Kenapa? Karena mereka sulit membedakan mana yang merupakan semangat nafsu dan mana yang semangat dan dorongan ruh suci. Contohnya? Dibawah ini:
“Untuk apa saya mengikuti Thariqat sufi, saya sudah sampai kepada Tuhan, kok bertariqat segala…. Kalau berthariqat kan perlu Mursyid. Mursyid saya langsung Allah Ta’ala saja. Biar cepat dan langsung….”
“Wah hebat benar anda langsung online dengan Allah?”
“Iya dong, saya kan sudah ma’rifat. Anda belum. Masuklah... ikut dengan saya, kita bisa ma’rifat bareng-bareng…”
“Apakah anda sudah kenal Allah?”
“Hmmmm…pokoknya saya merasa sudah sampai kepada Allah…”
“Yang sudah sampai itu pikiran anda, akal anda, hati anda, atau sekadar kerinduan anda untuk bisa sampai?”
“Ya, saya nggak mau belit-belit seperti anda. Saya mau langsung saja, dan biar Allah yang mengajar saya…”
“Bagaimana mungkin anda bisa membedakan itu Allah dan itu Iblis?”
“Lhah. Nggak tahu ya? Masak Iblis juga bisa mengaku-aku sebagai Allah?”
“Bisa donk. Wong Iblis itu memiliki kekuasaan tipudaya yang luar biasa, termasuk mengaku sebagai allah…”
“Lalu apa yang mendorong saya untuk sampai kepada Allah selama ini? Masak Iblis?”
“Bukan Iblis yang mendorong. Tapi ketika Iblis tahu anda terdorong ke sana, ia pasti membonceng anda…”
“Bagaimana donk…kalau begitu?”
“Begini saja. Syekh Abdul Qadir Jilany yang dahsyat di Mata Allah saja bermursyid, masak anda bisa terbang ke Arasy sana tanpa Mursyid. Kalau Imam Ghazali saja bermursyid, Junaid al-Bahgdady saja bermursyid, para Khulafaur-Rasyidin saja bermursyid, alangkah sombongnya intelektual anda untuk tidak bermursyid?”

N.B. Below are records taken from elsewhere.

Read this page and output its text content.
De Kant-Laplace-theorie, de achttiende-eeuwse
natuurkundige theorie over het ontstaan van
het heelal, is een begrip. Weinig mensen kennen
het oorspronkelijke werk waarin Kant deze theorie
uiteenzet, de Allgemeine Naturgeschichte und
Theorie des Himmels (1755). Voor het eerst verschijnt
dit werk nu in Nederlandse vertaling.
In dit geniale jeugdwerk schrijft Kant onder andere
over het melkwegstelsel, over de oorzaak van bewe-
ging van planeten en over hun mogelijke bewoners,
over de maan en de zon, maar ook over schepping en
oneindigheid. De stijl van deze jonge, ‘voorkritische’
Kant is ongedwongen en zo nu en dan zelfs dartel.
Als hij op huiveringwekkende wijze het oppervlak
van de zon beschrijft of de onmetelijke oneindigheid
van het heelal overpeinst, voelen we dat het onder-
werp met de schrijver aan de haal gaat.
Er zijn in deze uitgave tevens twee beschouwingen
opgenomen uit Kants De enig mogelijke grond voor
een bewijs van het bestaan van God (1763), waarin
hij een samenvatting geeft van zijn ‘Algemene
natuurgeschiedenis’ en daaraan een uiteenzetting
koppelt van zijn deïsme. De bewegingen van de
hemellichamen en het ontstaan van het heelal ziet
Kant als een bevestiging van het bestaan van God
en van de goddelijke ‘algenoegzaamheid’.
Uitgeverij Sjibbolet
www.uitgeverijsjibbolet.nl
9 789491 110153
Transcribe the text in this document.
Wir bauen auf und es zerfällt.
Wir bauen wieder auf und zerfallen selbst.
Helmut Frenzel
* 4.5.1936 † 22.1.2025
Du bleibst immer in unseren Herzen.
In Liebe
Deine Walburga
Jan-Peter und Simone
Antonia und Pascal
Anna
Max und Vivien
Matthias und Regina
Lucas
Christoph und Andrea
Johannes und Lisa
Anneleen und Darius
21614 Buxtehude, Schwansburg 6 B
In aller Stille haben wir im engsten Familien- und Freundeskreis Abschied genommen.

“Kenapa anda mengatakan saya sombong?”
“Karena anda telah terjebak oleh nafsu anda. Nafsu merasa sudah paling dekat dengan Allah seperti Iblis dulu, sampai akhirnya ia menolak bersujud pada Adam As… Itu karena ada hijab formalisme yang membungkus hati anda, sehingga anda menduga sudah dekat dengan Allah padahal dugaan itu hanyalah imajinasi produk dari pabrik kesombongan.
Nah… looo….nah…loooo…”
Orang itu terdiam antara ingin mempertahankan keyakinannya yang salah atas faham yang salah, lalu salah faham atas informasi dunia Ilahi. Wallahu A’lam.
Tipis sekali batas antara syurga dan neraka, lebih tipis dibanding rambut dibelah tujuh. Tipis sekali batas hawa nafsu dan cahaya ruhani, lebih tipis dari perasaan-perasaan dan dugaan.